Don’t Spoil Your Job Chances with Resume Mistakes!
According to resume guru Barbara Safani, a poorly formatted resume can be a “deal breaker.” When you are asked to submit your resume to potential employers, be sure you avoid the following five pitfalls:
- Stay Away From Bulk–everyone agrees that large chunks of text are boring and a turnoff. Pick your words carefully so that your descriptions are clear, precise, and concise. Safani recommends no more than six lines to describe your responsibilities for a given position. Use graphic highlighting to illustrate your accomplishments, and make use of bullets.
- Tiny Type Is Not Good For The Eyes Or You–trust me, if an HR manager feels the need to pull out a magnifying glass in order to read your resume, your resume won’t get read! The recommended font size ranges from 10 to 12 points. This range has long been the accepted norm for reading material. If you go below this font size, you go at your own risk.
- Save the Fancy Fonts for Friends and Frivolity–the accepted business font types are Times New Roman and Arial or ones that closely resemble these two.
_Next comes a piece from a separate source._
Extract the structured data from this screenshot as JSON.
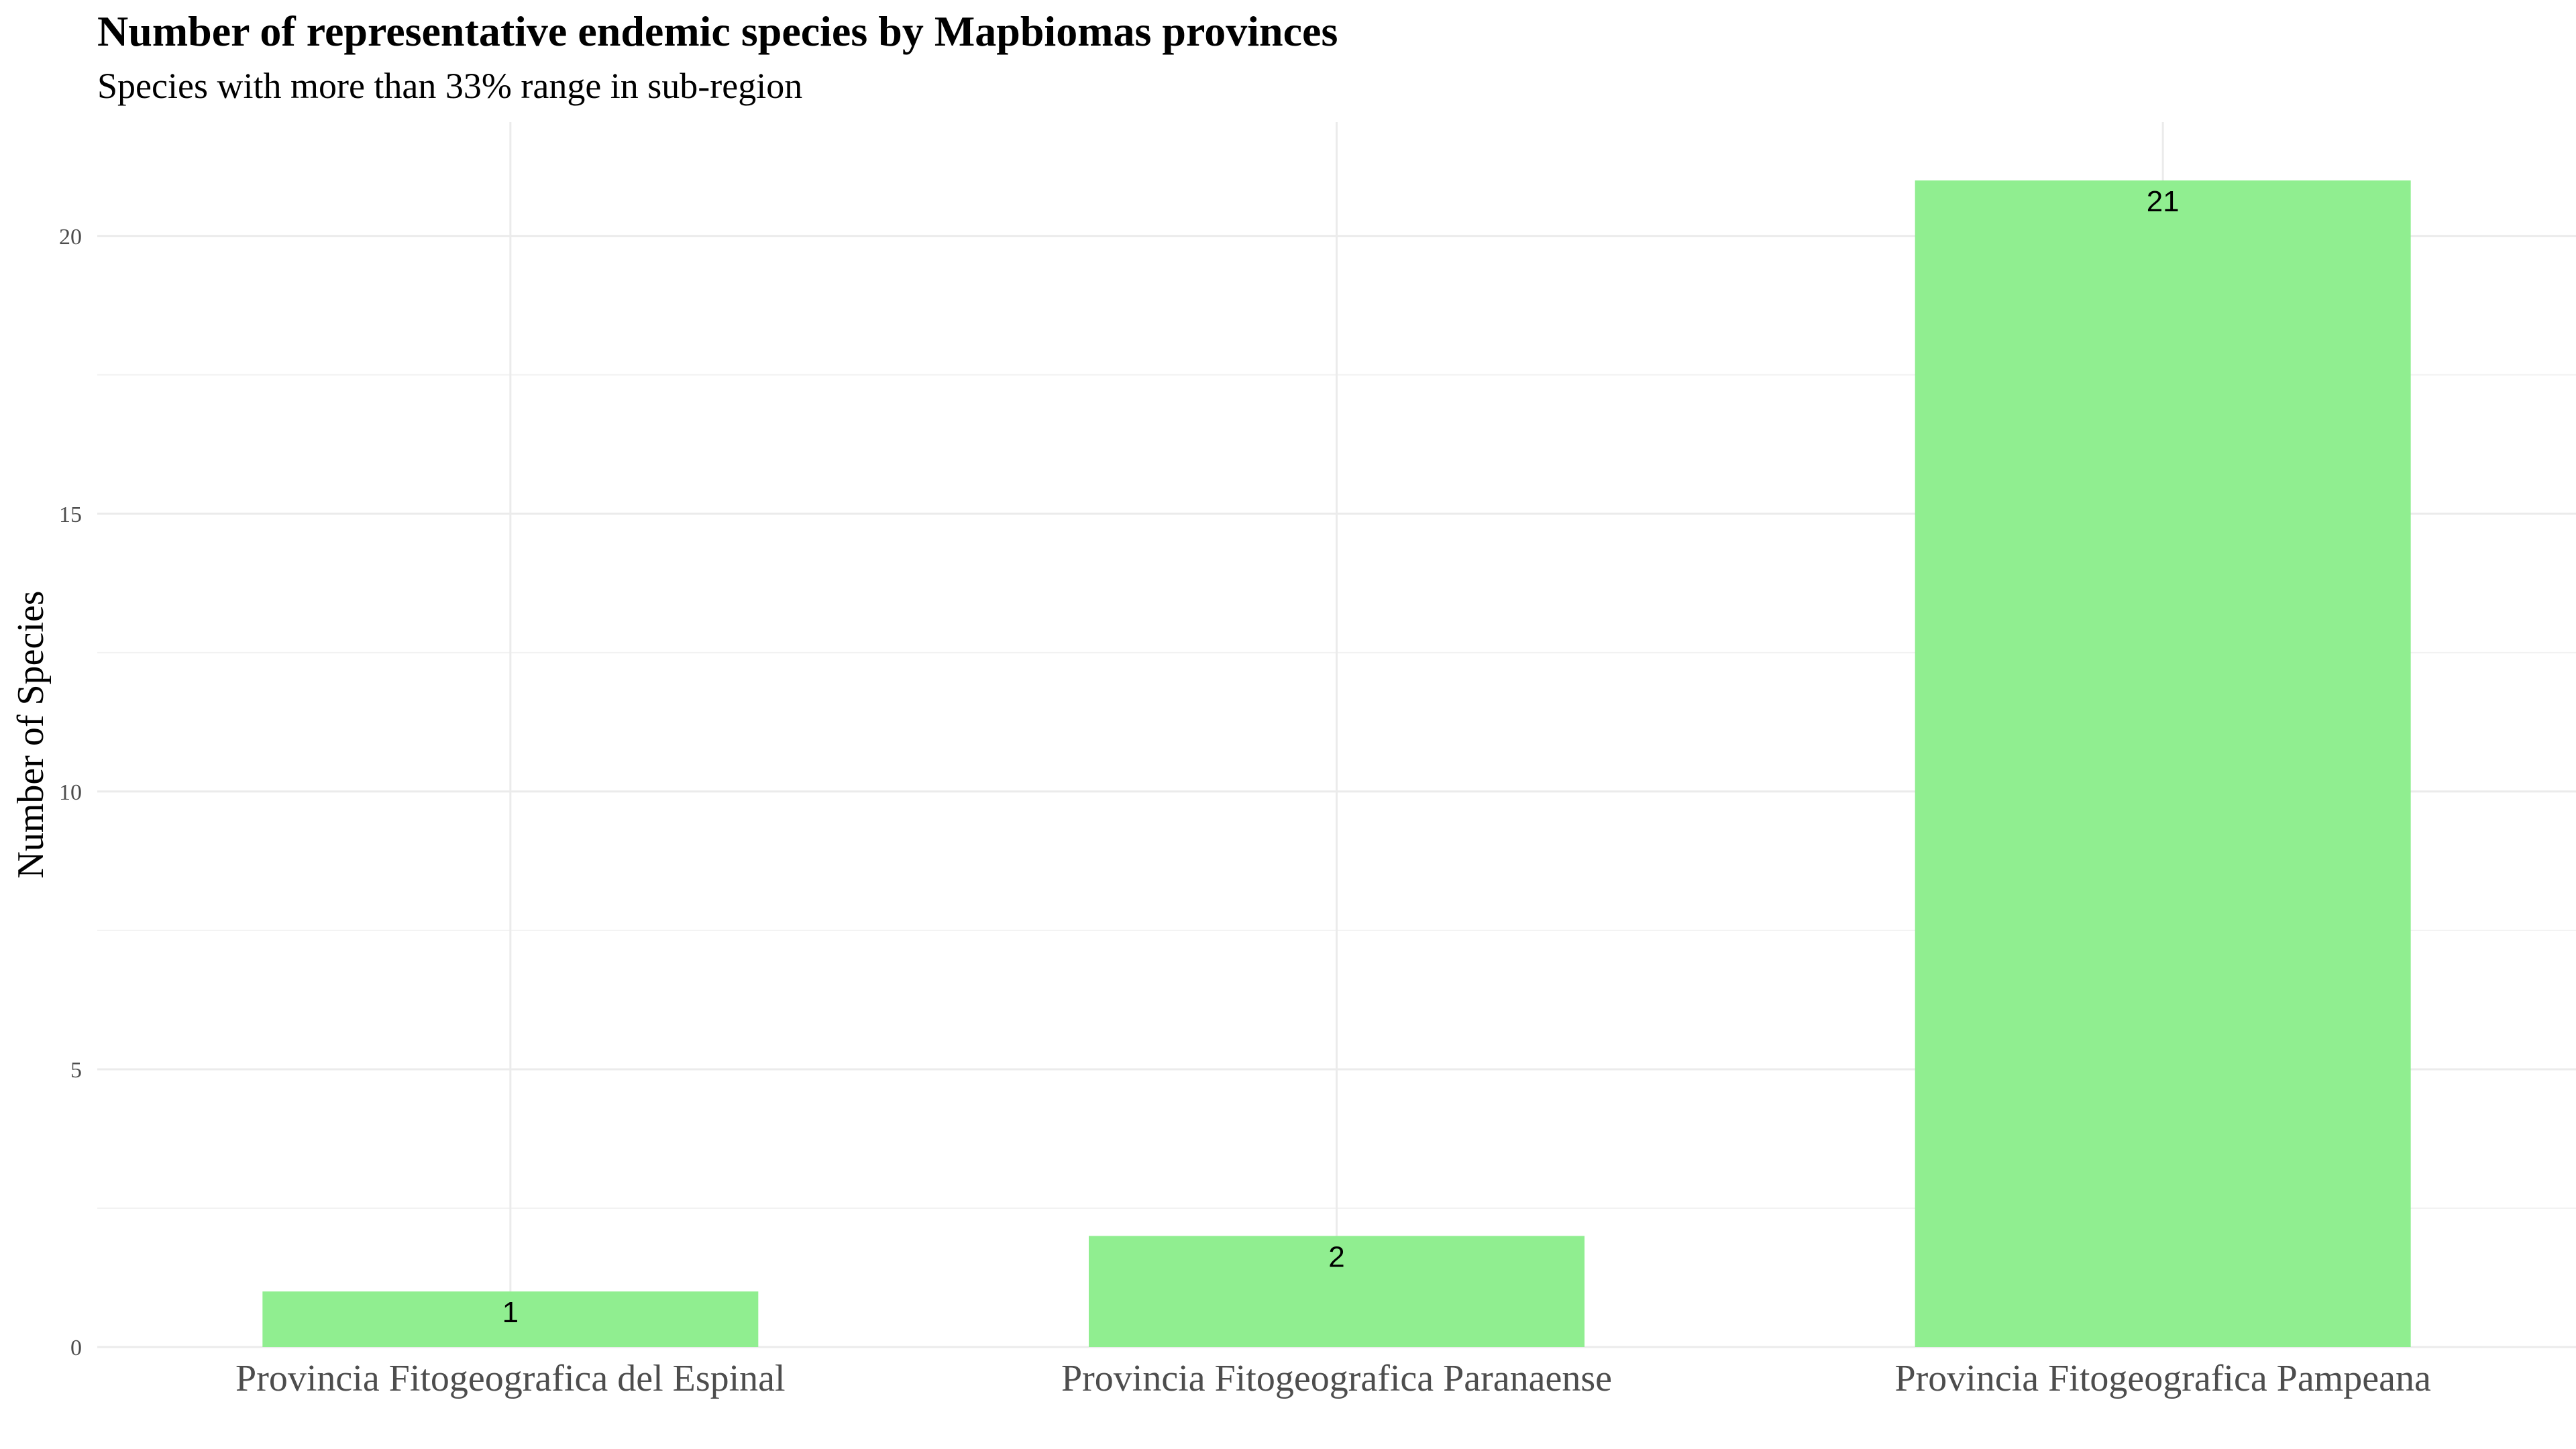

The fancy script, or calligraphy fonts, or ones that look as though they should be on a theater program are difficult to read and considered inappropriate for business settings. One other word of caution is not to indulge yourself by bringing on the “bold and italics.” If you must use boldface, use it strategically and sparingly.
- Use White Space to Frame Your Message–if your resume is spread from edge to edge on the paper, the first impression is, “this is too much information, and it’s going to take too much time to read.” So guess where the final resting spot is for these resumes?—that’s right, File 13! Use white space to frame your information attractively and to make it easy for HR managers to quickly spot your key selling points.
- Too Long, So Long–a potential employer isn’t going to “wade through” pages of information to find out about your important experience and skills. If you have lots of experience from a number of positions, Safani recommends that you abbreviate older experience and perhaps put it in a category labeled “additional experience.”
Use these tips to help you fine tune your resume and to compete successfully for that coveted job!